Yup, that's me screaming in type. It's what I want to do physically. I am so overwhelmed! My heart always has been, and remains today, in my home. My heart's desire has always been to be a full time wife and mom. Why can't I have my heart's desire? I feel like we live on nothing as it is, and I can't figure out how to cut our budget any further, but we'd have to cut it a loooong way for me to stay home. I can barely handle the 20 hours/week I've worked for the past several years, let alone 40 a week for two weeks in a row and the other times I have to work longer hours. I want more than anything to be a good mom, a good wife, a good housekeeper. Those are my values. Those things are where my heart is. To have a clean, organized home. To be there for my kids when they need me. To have energy for my husband when he needs me. To have time to pray and read my Bible daily. To be there for my siblings and mom when they need me. And I don't feel like I'm doing any of it well. I feel like everyone is getting the short straw, including myself. Days like this I just want to run away, or crawl into a hole and die, or just curl up in a ball and forget everything. If I can't do it all right, I don't want to do any of it. I don't know what to give up. I don't know what to say "no" to so that I can handle the rest of it. I just know that I can't handle everything that's on my shoulders right now.

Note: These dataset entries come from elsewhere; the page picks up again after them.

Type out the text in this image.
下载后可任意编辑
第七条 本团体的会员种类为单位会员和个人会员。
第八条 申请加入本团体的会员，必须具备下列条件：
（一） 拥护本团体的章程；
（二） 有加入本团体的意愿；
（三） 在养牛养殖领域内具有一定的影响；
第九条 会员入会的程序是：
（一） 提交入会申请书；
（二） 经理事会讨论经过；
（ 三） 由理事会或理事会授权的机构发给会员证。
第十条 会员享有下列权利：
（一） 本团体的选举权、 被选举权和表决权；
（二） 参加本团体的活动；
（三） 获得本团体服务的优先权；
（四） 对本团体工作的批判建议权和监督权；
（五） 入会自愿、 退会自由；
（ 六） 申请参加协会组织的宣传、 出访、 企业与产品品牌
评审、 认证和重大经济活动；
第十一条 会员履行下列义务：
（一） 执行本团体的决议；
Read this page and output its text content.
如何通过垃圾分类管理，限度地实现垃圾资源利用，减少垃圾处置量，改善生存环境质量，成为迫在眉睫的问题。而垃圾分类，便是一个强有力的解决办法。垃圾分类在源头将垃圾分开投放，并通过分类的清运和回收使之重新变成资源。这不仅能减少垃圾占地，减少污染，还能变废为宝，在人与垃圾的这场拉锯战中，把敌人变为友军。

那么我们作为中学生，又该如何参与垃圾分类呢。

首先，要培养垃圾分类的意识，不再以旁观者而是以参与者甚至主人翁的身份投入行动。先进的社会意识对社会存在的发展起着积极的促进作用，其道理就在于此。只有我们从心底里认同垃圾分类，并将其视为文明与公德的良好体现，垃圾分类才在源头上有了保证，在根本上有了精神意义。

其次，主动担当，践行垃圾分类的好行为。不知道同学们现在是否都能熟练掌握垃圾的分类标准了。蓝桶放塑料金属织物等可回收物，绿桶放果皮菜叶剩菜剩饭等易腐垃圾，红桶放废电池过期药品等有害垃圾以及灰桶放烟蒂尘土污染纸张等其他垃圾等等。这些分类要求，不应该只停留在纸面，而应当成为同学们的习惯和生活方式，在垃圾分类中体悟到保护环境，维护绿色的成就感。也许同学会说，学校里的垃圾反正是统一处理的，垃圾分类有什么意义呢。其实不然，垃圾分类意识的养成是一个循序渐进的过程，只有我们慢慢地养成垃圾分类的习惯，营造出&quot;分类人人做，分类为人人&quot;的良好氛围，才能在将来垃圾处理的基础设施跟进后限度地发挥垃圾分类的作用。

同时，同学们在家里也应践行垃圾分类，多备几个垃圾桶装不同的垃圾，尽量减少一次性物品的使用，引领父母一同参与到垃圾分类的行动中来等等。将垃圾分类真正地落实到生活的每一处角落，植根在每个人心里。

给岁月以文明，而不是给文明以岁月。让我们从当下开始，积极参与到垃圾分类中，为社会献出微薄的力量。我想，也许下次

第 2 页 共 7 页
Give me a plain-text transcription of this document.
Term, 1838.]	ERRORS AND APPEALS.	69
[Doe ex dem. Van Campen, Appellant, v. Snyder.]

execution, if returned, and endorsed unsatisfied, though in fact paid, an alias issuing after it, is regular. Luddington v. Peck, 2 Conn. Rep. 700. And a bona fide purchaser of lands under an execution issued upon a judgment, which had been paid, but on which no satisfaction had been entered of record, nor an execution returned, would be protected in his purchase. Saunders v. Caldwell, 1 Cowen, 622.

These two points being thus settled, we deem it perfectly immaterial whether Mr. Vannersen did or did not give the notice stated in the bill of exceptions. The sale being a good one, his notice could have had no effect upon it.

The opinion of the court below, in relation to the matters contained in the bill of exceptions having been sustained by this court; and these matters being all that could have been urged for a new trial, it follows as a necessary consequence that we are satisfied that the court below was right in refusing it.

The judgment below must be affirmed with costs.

I have a Children's Mental Health Worker coming to my home on Monday at 5 and my home is a mess...really, a mess. Stuff everywhere...our own messes plus Mom and Kate's stuff from when they left, the floors need sweeping and scrubbing, the papers need filing, the dishes need doing the clothes need washing, the bathrooms need cleaning (really, really need cleaning!). The rugs need vacuuming. The bedrooms are a disaster. And yes, I should be doing that right now instead of typing on the computer, but I needed to let this emotion out before I just shut down. I've been cleaning for three hours and I still would DIE of embarassment if the county walked in right now.
Please, please pray for me. I need solutions. I need some of this load to lighten because I can't carry it all. I'm not trying to limit God, or put Him in a box, but short of a miracle in our lives, I don't see how I'm going to make it through the next month.